Mississippians could vote to strike a Jim Crow-era voting process in November

Mississippians in November will decide whether to change a Jim Crow-era voting provision that critics say suppresses Black political power.

Under current state law, as written in Mississippi’s 1890 Constitution, winners of state-level, statewide offices must receive both an outright majority of the popular vote and a majority of the state’s 122 House districts. If no candidate fulfills both of these requirements, the Mississippi House of Representatives, which is currently controlled by Republicans, determines the winner.

Mississippi state lawmakers last week voted to place a state constitutional amendment on the November ballot that would make it so that statewide candidates who receive the majority vote would be declared the winner. If no one person receives a majority of the popular vote, then the top two would go to a runoff. The amendment needs a majority vote in November to pass.

The proposed constitutional change comes as state legislators faced mounting pressure and possible court action stemming from a June 2019 challenge to the Electoral College-type voting system. The federal lawsuit, brought by four Black Mississippi voters against then-Mississippi Republican Secretary of State Delbert Hosemann and Mississippi Republican House Speaker Philip Gunn, argued that the voting process was set up to “entrench white control” of the state and makes it harder for Black people to win statewide races.

The suit said the distribution of voters by race through state House districts means a candidate preferred by White voters can win the majority of districts with a much lower share of the overall vote than a candidate preferred by Black voters. It described the provision turning over the election to the state House as a “failsafe” for White people in the state.

US District Judge Daniel Jordan III in November wrote that that he had “grave concern that at least the Electoral-Vote Rule is unconstitutional.” The next month, Jordan ruled to put the lawsuit on hold in order to give the state Legislature time to remedy the system on their own before the next statewide races in 2023.

If passed, the constitutional amendment, first introduced by Republican state Rep. Jim Beckett in February, could serve as that remedy.

CNN reached out to Hosemann, now Mississippi’s lieutenant governor, and Gunn for comment. CNN also reached out to state Reps. Gregory Holloway and Omeria Scott and state Sens. David Jordan and Hob Bryan, who were the only Democrats among the few lawmakers who voted against putting the proposed amendment on the ballot in November.

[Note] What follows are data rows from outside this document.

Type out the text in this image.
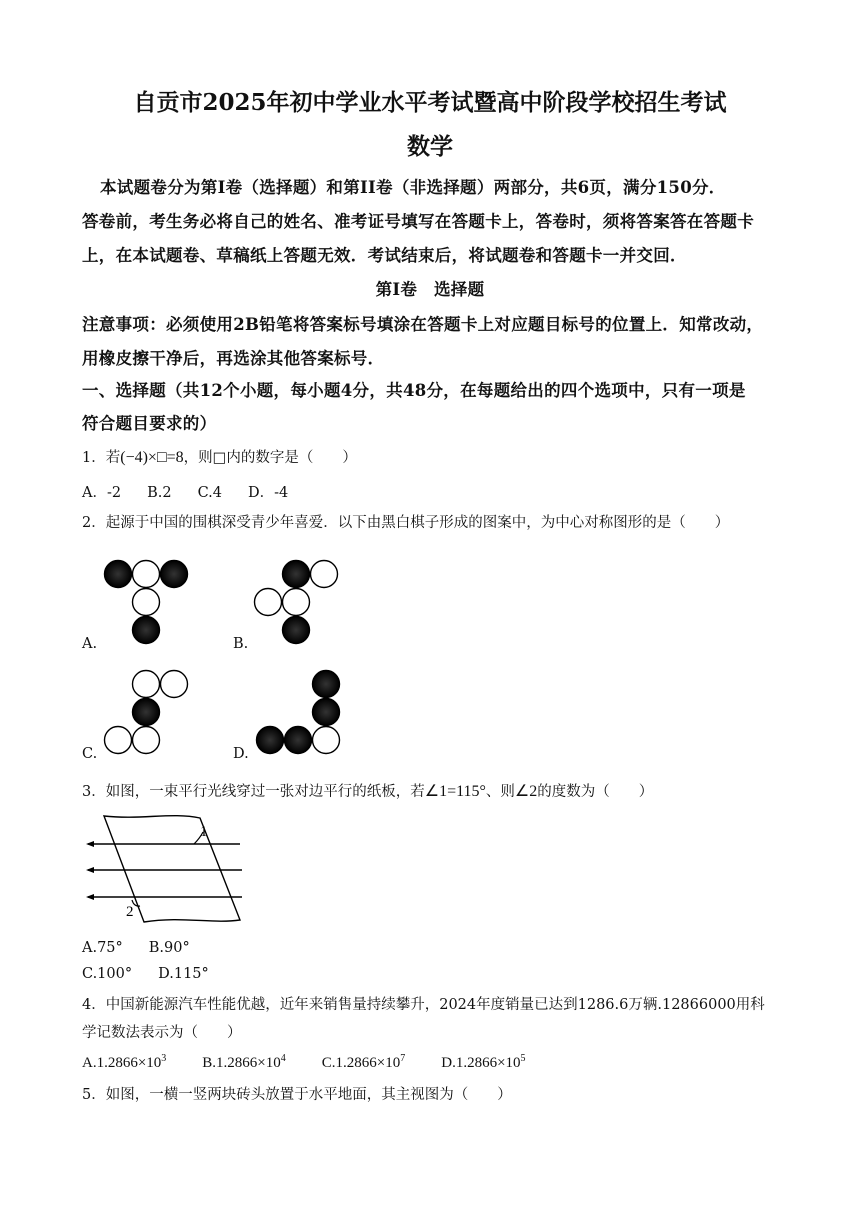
自贡市2025年初中学业水平考试暨高中阶段学校招生考试
数学
本试题卷分为第I卷（选择题）和第II卷（非选择题）两部分，共6页，满分150分．
答卷前，考生务必将自己的姓名、准考证号填写在答题卡上，答卷时，须将答案答在答题卡
上，在本试题卷、草稿纸上答题无效．考试结束后，将试题卷和答题卡一并交回．
第I卷　选择题
注意事项：必须使用2B铅笔将答案标号填涂在答题卡上对应题目标号的位置上．知常改动，
用橡皮擦干净后，再选涂其他答案标号．
一、选择题（共12个小题，每小题4分，共48分，在每题给出的四个选项中，只有一项是
符合题目要求的）
1．若(−4)×□=8，则□内的数字是（　　）
A．-2 B.2 C.4 D．-4
2．起源于中国的围棋深受青少年喜爱．以下由黑白棋子形成的图案中，为中心对称图形的是（　　）
A.	B.
C.	D.
3．如图，一束平行光线穿过一张对边平行的纸板，若∠1=115°、则∠2的度数为（　　）
1
2
A.75° B.90°
C.100° D.115°
4．中国新能源汽车性能优越，近年来销售量持续攀升，2024年度销量已达到1286.6万辆.12866000用科
学记数法表示为（　　）
$A.1.2866\times 10^3$ $B.1.2866\times 10^4$ $C.1.2866\times 10^7$ $D.1.2866\times 10^5$
5．如图，一横一竖两块砖头放置于水平地面，其主视图为（　　）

Mississippi is the only state to exhibit this type of system for state elections, according to Beth Orlansky, advocacy director of the Mississippi Center for Justice, one of the groups representing plaintiffs in the 2019 lawsuit against the state. The group hailed the vote and vowed to continue with their separate federal challenge of the state’s felon voting rights ban.

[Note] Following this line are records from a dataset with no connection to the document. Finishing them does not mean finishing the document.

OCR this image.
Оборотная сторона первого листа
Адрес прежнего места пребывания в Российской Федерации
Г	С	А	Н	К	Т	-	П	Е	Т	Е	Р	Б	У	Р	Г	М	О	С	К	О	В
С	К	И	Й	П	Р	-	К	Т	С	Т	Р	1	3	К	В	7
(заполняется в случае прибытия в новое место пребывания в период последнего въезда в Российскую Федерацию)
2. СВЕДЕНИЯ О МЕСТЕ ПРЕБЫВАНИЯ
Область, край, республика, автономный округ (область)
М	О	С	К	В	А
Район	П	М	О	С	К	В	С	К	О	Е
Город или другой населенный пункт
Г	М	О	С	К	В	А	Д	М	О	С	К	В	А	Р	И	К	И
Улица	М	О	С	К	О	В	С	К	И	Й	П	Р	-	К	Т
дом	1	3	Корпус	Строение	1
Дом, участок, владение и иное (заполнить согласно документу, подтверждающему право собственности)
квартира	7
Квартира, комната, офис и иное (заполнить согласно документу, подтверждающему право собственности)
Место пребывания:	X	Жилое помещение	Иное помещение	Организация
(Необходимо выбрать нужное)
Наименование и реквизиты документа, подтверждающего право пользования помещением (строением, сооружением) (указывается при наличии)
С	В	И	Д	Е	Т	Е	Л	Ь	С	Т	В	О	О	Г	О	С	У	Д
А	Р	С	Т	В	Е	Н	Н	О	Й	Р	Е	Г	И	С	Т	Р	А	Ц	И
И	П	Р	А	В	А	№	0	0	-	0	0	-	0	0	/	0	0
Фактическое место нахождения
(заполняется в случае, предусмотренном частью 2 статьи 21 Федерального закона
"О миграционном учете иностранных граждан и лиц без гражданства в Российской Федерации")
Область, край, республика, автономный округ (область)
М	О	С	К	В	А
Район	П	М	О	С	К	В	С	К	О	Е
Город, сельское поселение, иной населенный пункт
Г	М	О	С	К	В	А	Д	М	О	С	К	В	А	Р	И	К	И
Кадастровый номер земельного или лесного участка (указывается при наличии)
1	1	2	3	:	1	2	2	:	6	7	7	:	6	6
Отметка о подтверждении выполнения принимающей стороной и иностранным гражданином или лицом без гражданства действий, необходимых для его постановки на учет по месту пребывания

“We want to take advantage of this important moment in American race relations to advance the cause of justice in our home state of Mississippi,” said Vangela M. Wade, president of the organization, in a June statement.

The National Redistricting Foundation, an affiliate of an anti-gerrymandering group led by former Attorney General Eric Holder, who is supporting the federal lawsuit, said that the Mississippi state Legislature vote is welcome and long overdue.

“As our country reviews its past, I remain hopeful that we will continue to address these unfair, painful parts of our history and set in place laws that live up to America’s founding ideals,” Holder said.

One of the most recent times the provision was triggered was in 1999’s Mississippi gubernatorial race. The election ended without either major-party candidate receiving the requisite majority of votes statewide, and according to The New York Times the following January, the Mississippi House voted overwhelmingly for the Democratic candidate, the first time a governor’s race was turned to the House.

At one point, Democrats thought the provision would come into play for 2019’s competitive gubernatorial race but Republican Tate Reeves overwhelmingly won over Democrat Jim Hood.

The state Legislature has grappled with Mississippi’s racial history in recent weeks, most recently voting to retire the state flag that included a Confederate emblem and develop a new flag design without it. Mississippians will also vote on that new design, which will include the phrase “In God, We Trust,” in November.